Reflecting on my life, I think the various highlights and lowlights would make for a good read, provided the book was targeted to readers in the finance or management arenas. Otherwise, yawn.
You?
Reflecting on my life, I think the various highlights and lowlights would make for a good read, provided the book was targeted to readers in the finance or management arenas. Otherwise, yawn.
You?
Nope. I can’t imagine anyone finding anything about my life fascinating.
Nope. I’ve kept diaries since the day I turned eight, but nobody would be interested in reading them.
My life is kinda like a black Forrest Gump’s. If I could consistently channel Sampiro’s writing voice or detatched amusement I might have something worth reading.
Nope. The only reason to write about my life would be as a cautionary tale on the dangers of procrastination.
Definitely! I’ve raised hell and partied like a rock star, traveled far and wide, hiked a good part of northern California and northern Vermont, loved and lost and loved again, been promiscuous and adventurous, done dangerous drugs and came back from the edge, and I’ve bicycled across three and a half states. I have exacted deservedly horrible revenge on people, I have helped someone get her life back after an abusive relationship, I’ve loved then hated then loved my twin again, I’ve ridden in the front seat of a twin-prop plane flying sideways through the Grand Canyon. I’ve been thrown by horses and jumped right back on before they even knew it. I’ve rescued animals and chased down a runaway baby carriage. And I cook really good chicken. Plus other stuff.
I was going to say no, that I’d pity anyone that had to read about my life for fun, but then I saw what Ghanima wrote and reconsidered.
There’s probably a niche market for memoirs like mine. I’ve also done the party like a rock star thing, abused nearly every chemical possible up til about…when I stopped. Met and befriended some famous people. I’ve travelled by car for two months through most of the country west of the Mississippi with two other guys when I was 17 armed with nothing but a lot of cash, sleeping bags, a pound of reefer, two pistols, a shotgun and a 12 year old station wagon.
I’ve jumped out of second floor balconies as husbands were walking in the front door, hid under porches when parents walked into the back yard, dove under a pew when we didn’t know the priest was coming in early for mass (yes I’m going to hell), left my boss’s secretaries underwear on his chair for him to see in the morning, and went on a jilted bride’s honeymoon with her. I got caught having sex by the 2 kids my girlfriend was babysitting. Then when they went back to bed, their mom came home early and caught us again.

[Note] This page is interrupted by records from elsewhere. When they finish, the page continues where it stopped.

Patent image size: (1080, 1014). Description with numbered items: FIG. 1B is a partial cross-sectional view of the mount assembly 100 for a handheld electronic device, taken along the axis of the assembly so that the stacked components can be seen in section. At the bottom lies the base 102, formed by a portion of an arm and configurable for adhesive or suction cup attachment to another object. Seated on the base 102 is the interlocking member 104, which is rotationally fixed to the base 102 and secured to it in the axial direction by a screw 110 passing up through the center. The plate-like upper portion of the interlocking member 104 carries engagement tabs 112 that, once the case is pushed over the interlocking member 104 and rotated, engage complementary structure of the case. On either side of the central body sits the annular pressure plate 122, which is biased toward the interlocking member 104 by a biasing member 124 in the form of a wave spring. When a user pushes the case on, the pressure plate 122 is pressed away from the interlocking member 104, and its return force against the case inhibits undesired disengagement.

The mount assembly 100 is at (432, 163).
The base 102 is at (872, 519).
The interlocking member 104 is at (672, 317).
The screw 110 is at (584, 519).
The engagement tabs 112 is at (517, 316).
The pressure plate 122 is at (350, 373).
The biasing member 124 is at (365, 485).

I’ve stood on the ledge of high rises 800 feet in the air with nothing between me and the city street but a favroable wind. I almost drowned in a rip tide in a lake. I drove a 71 XKE at 140 mph+ down an interstate for 20 miles at age 19. And somehow managed to morph into a boring coot that spends his days working and hanging out here with you all.
People, people, people… :rolleyes:
Y’all lack imagination.
For example,
You could write “I had a few problems with a children’s toy last night.” or you could write this.
Or you could write “I had a few problems with rodents on my farm.” or you could write this.
Or you could write… well… I got nothin’… but you could write this and I would definitely buy it. No question about it.
You’re not saying you lead boring lives; you’re saying that you’re boring writers, and I know better.